22 Jahre, das große Ziel in weite Ferne gerückt und keinen Plan B in der Tasche.
Der Wechsel
Zu Stolz die wiedereinmal angebotene Hilfe ihrer Eltern anzunehmen, suchte Sophia sich erstmal einen Job, um sich und ihren Filius über Wasser zu halten und spielte bei der wenigen Freizeit, die ihr Beruf und Kind ließen, eben noch in der zweiten Mannschaft weiter. Wehmütig erlebte sie die WM- und EM-Titel 2007 bzw 2009 und 2013 der Nationalmannschaft immer mit dem Gedanken, das sie dort auch stehen könnte.

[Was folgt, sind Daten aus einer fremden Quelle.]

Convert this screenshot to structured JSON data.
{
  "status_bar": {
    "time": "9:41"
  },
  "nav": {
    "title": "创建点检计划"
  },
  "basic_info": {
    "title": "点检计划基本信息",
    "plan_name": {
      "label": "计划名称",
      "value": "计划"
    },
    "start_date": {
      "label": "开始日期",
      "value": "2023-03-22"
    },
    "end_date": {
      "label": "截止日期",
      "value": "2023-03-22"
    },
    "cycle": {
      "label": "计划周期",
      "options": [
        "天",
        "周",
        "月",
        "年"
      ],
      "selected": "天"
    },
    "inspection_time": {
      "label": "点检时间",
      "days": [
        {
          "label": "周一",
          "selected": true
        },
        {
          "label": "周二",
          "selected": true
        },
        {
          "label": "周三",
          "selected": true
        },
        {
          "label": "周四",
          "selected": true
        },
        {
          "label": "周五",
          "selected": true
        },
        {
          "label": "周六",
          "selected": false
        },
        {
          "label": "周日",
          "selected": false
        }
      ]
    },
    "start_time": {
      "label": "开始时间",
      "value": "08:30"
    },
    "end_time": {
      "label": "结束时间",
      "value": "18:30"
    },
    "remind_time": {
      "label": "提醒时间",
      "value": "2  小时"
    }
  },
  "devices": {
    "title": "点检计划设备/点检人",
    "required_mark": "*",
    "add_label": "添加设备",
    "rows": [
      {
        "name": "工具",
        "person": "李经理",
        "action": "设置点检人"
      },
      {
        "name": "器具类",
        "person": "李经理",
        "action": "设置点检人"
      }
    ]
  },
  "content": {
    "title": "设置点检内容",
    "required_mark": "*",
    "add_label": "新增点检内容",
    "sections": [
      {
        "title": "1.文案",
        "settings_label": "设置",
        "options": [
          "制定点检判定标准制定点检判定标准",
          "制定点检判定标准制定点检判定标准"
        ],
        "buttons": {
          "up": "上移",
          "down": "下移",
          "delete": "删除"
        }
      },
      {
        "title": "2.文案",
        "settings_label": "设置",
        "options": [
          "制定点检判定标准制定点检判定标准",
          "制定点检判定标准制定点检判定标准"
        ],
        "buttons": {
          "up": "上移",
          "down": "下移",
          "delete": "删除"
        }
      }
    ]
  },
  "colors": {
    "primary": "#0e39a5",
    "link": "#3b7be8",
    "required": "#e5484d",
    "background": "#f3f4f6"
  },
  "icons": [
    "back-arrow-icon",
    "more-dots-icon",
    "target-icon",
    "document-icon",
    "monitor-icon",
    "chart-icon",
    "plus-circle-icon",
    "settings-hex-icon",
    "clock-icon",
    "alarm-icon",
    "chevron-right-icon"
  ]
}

Natürlich wuchs René mit einer klaren Begeisterung für den Fussball auf, hatte er sie ja quasi mit der Muttermilch aufgesogen. Mittlerweile war er als 9-jähriger in der E-Jugend unterwegs, wurde er auch immer von Sophia angetrieben sich immer verbessern zu wollen und immer ein wenig mehr reinzuhängen. Oft legte Sophia mit René Extraschichten auf dem nächsten Bolzplatz ein. Dieses blieb nicht unbemerkt, sollte Sophia doch darauf angesprochen werden, ob sie nicht gerne als Trainerin in einer der Jugendmannschaften tätig sein wollte. Inzwischen 29 war der Zug zur Berufsfussballerin lange abgefahren und war sie in der Mannschaft auch altersmäßig schon die Mutti im Team, lag der Schnitt doch bei Anfang bis Mitte 20. Zudem war sie es auch gewöhnt die ganz jungen Spielerinnen anzuleiten. Was sollte schon anders sein, wusste Sie ja auch ihren Filius zu händeln? Hatte sie in den letzten Jahren eh den Augenmerk auf die sportliche Entwicklung ihres Sohnes gelegt, warum nicht statt selbst kicken andere das kicken lehren?

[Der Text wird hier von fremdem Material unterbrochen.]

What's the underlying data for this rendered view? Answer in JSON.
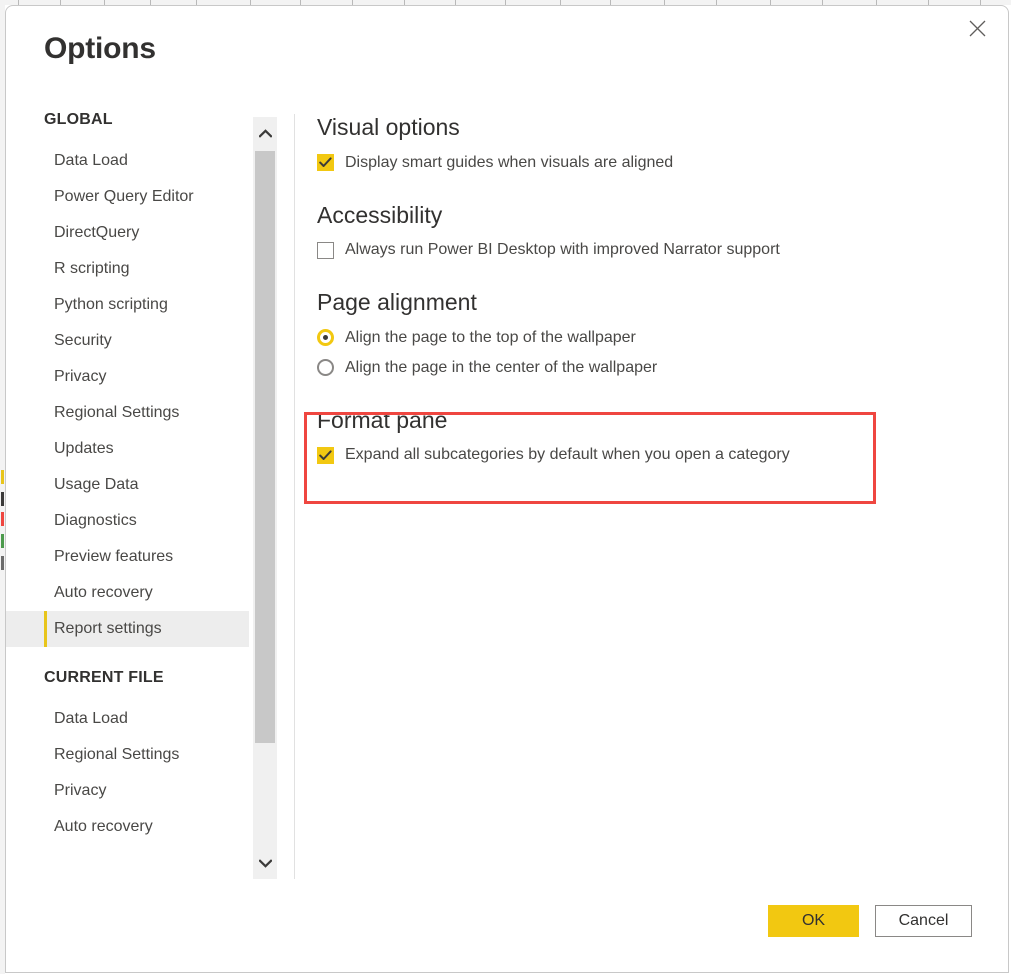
{
  "dialog": {
    "title": "Options",
    "close_icon": "close-icon"
  },
  "sidebar": {
    "groups": [
      {
        "label": "GLOBAL",
        "items": [
          {
            "label": "Data Load",
            "selected": false
          },
          {
            "label": "Power Query Editor",
            "selected": false
          },
          {
            "label": "DirectQuery",
            "selected": false
          },
          {
            "label": "R scripting",
            "selected": false
          },
          {
            "label": "Python scripting",
            "selected": false
          },
          {
            "label": "Security",
            "selected": false
          },
          {
            "label": "Privacy",
            "selected": false
          },
          {
            "label": "Regional Settings",
            "selected": false
          },
          {
            "label": "Updates",
            "selected": false
          },
          {
            "label": "Usage Data",
            "selected": false
          },
          {
            "label": "Diagnostics",
            "selected": false
          },
          {
            "label": "Preview features",
            "selected": false
          },
          {
            "label": "Auto recovery",
            "selected": false
          },
          {
            "label": "Report settings",
            "selected": true
          }
        ]
      },
      {
        "label": "CURRENT FILE",
        "items": [
          {
            "label": "Data Load",
            "selected": false
          },
          {
            "label": "Regional Settings",
            "selected": false
          },
          {
            "label": "Privacy",
            "selected": false
          },
          {
            "label": "Auto recovery",
            "selected": false
          }
        ]
      }
    ],
    "scrollbar": {
      "up_arrow_icon": "chevron-up-icon",
      "down_arrow_icon": "chevron-down-icon"
    }
  },
  "content": {
    "sections": [
      {
        "heading": "Visual options",
        "controls": [
          {
            "type": "checkbox",
            "checked": true,
            "label": "Display smart guides when visuals are aligned"
          }
        ]
      },
      {
        "heading": "Accessibility",
        "controls": [
          {
            "type": "checkbox",
            "checked": false,
            "label": "Always run Power BI Desktop with improved Narrator support"
          }
        ]
      },
      {
        "heading": "Page alignment",
        "controls": [
          {
            "type": "radio",
            "checked": true,
            "label": "Align the page to the top of the wallpaper"
          },
          {
            "type": "radio",
            "checked": false,
            "label": "Align the page in the center of the wallpaper"
          }
        ]
      },
      {
        "heading": "Format pane",
        "highlighted": true,
        "controls": [
          {
            "type": "checkbox",
            "checked": true,
            "label": "Expand all subcategories by default when you open a category"
          }
        ]
      }
    ]
  },
  "footer": {
    "ok_label": "OK",
    "cancel_label": "Cancel"
  },
  "colors": {
    "accent_yellow": "#f2c811",
    "selection_bar": "#e8c51b",
    "annotation_red": "#ef4640",
    "text": "#494846",
    "heading": "#323130"
  }
}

War es also abgemacht, hängte Sophia die aktive "Karriere" endgültig an den Nagel und begann mit dem Erwerb der C-Lizenz und stieg in der kommenden Saison erst als Assistenz und später als Trainerin des Teams ihres Jungens ein. Von ihr würde er eh am besten lernen. Nach den ersten Erfolgen kam etwas in ihr wieder auf, dass sie vor Jahren abgelegt hatte: Der flammende Ehrgeiz es nach ganz oben zu schaffen!

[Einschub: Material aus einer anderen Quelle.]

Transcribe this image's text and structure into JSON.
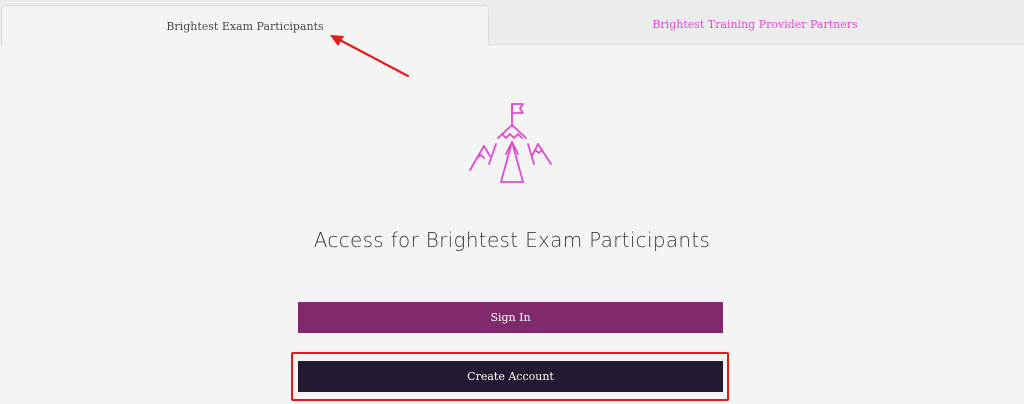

2017 folgte die B-Lizenz, die Sophia, für sie natürlich mit einer gewissen Selbstverständlichkeit, mit Bravur absolvierte. René, inzwischen 12 und in der D-Jugend wurde neben seiner läuferischen Stärke ein echter Defensivabräumer und Ballverteiler, wodurch er sich zunehmend im defensiven Mittelfeld festspielte. Immer unter den wachsamen Augen seiner Mutter, die ihn unter keinen Bedingungen zurückstecken ließ. In der Saison 2018/19 wurde Sophia Trainerin der ersten Herrenmannschaft, nachdem ihr Vorgänger aus persönlichen Gründen zurücktreten musste. Ihre erste Saison absolvierte sie mit sehr viel Erfolg, verpasste den Aufstieg in die Verbandsliga nur knapp. 2019/2020 bestätigte sie den Erfolg und konnte ihrem Team sogar den Aufstieg schenken!
Sophia Johannsen hatte ihre Berufung gefunden! Sie war im Fokus ihren Weg nach oben zu bestreiten und sie hatte für Aufsehen gesorgt! Ihr war ihr Team zu klein geworden und passend dazu kam der Ruf von "weiter oben". Auf dem zweiten Karriereweg sollte es doch endlich im bezahlten Fussball klappen!